The study, conducted by researchers from the University of Michigan, confirms what was generally understood to be the cause of contamination, and predicts the amount of lead that made its way into people’s homes.
Many of Flint’s service lines are made of pure lead, and they corrode slightly as they’re used. The lead that’s released reacts with compounds dissolved in the water to form a protective scale on the inside of the pipe. The scale is made up of lead, aluminum, and magnesium silicate, as well as other elements. As long as the scale is intact, the pipes can deliver lead-free water.
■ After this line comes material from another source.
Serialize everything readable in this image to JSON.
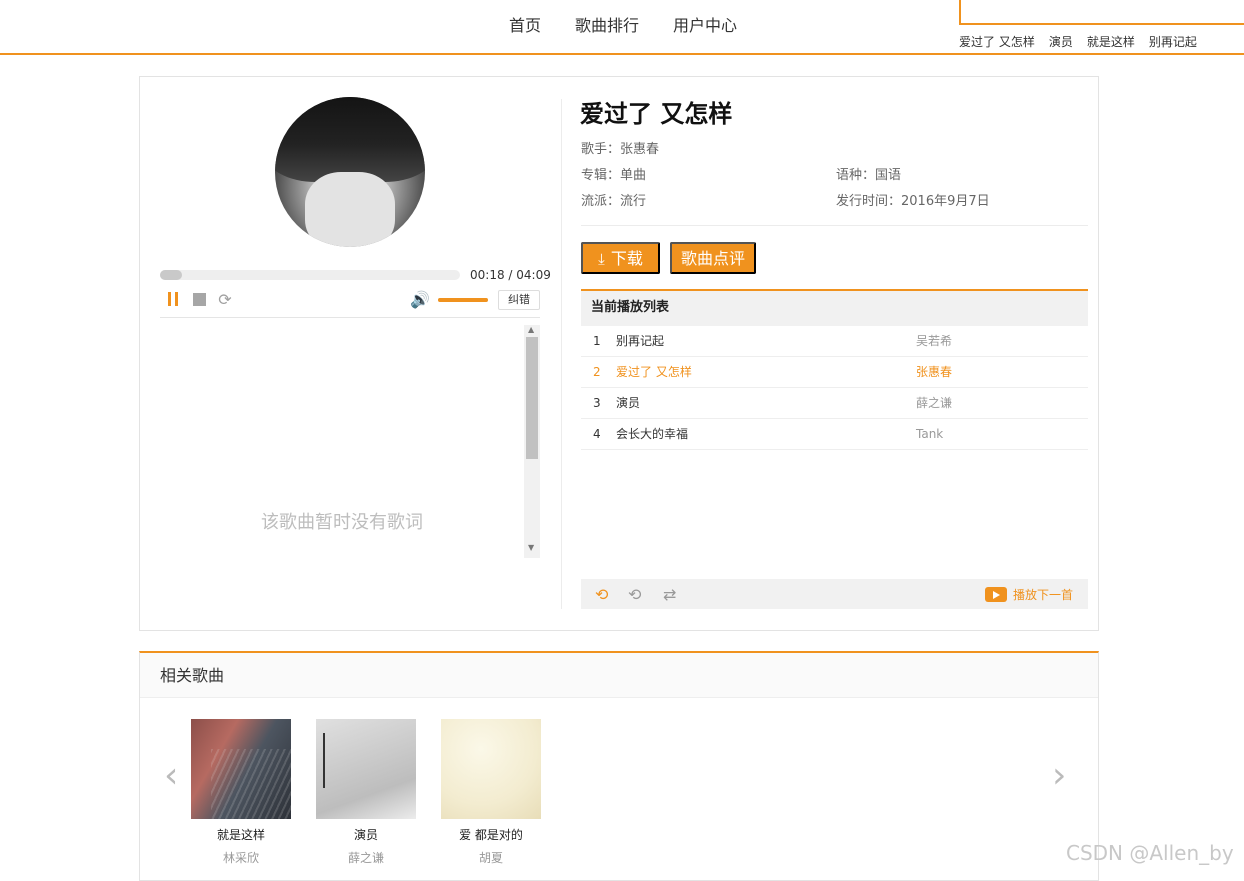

But when the city of Flint switched its water supply from the Detroit Water and Sewage Department to the Flint River, it failed to add orthophosphate, which acts as an anti-corrosive, to the new water supply. As a result, the scale inside the pipes began to release its lead into the water.
The team collected short samples of service lines during spring and fall of 2016, and conducted chemical analysis of the scale. They found proportionally high levels of aluminum and magnesium, but depleted levels of lead.
Richard Luthy, a professor of civil and environmental engineering at Stanford University who was not involved in the study, said that the results confirm that the absence of orthophosphate was a significant contributor to the lead crisis in drinking water in Flint.
The team also used microscopy to get a visual image of the state of the scale, which showed the inner layer to be thinned out and fragmented.
“In most of these lead service lines, quite a bit of the scale that’s present in the lining of the pipe is comprised of lead,” said Terri Olson, an associate professor in the department of civil and environmental engineering at the University of Michigan and corresponding author of the study.
“It was kind of amazing to me that because there’s so much [lead] there, you could actually see a difference as a result of what happened,” Olson said.
Olson said the team is now looking for a service line in Flint that was not exposed to the untreated water, such as a house whose water was turned off during the contamination event. Such a line would provide a baseline to compare the findings with.
Luthy pointed out the need for more comprehensive study of cities with lead service lines to better assess factors such as the consistency in orthophosphate supply on lead release and the behavior of lead in particulate form. “In short,” he said, “there’s much to learn still about treatment chemicals and operations on leachable lead in old water systems.”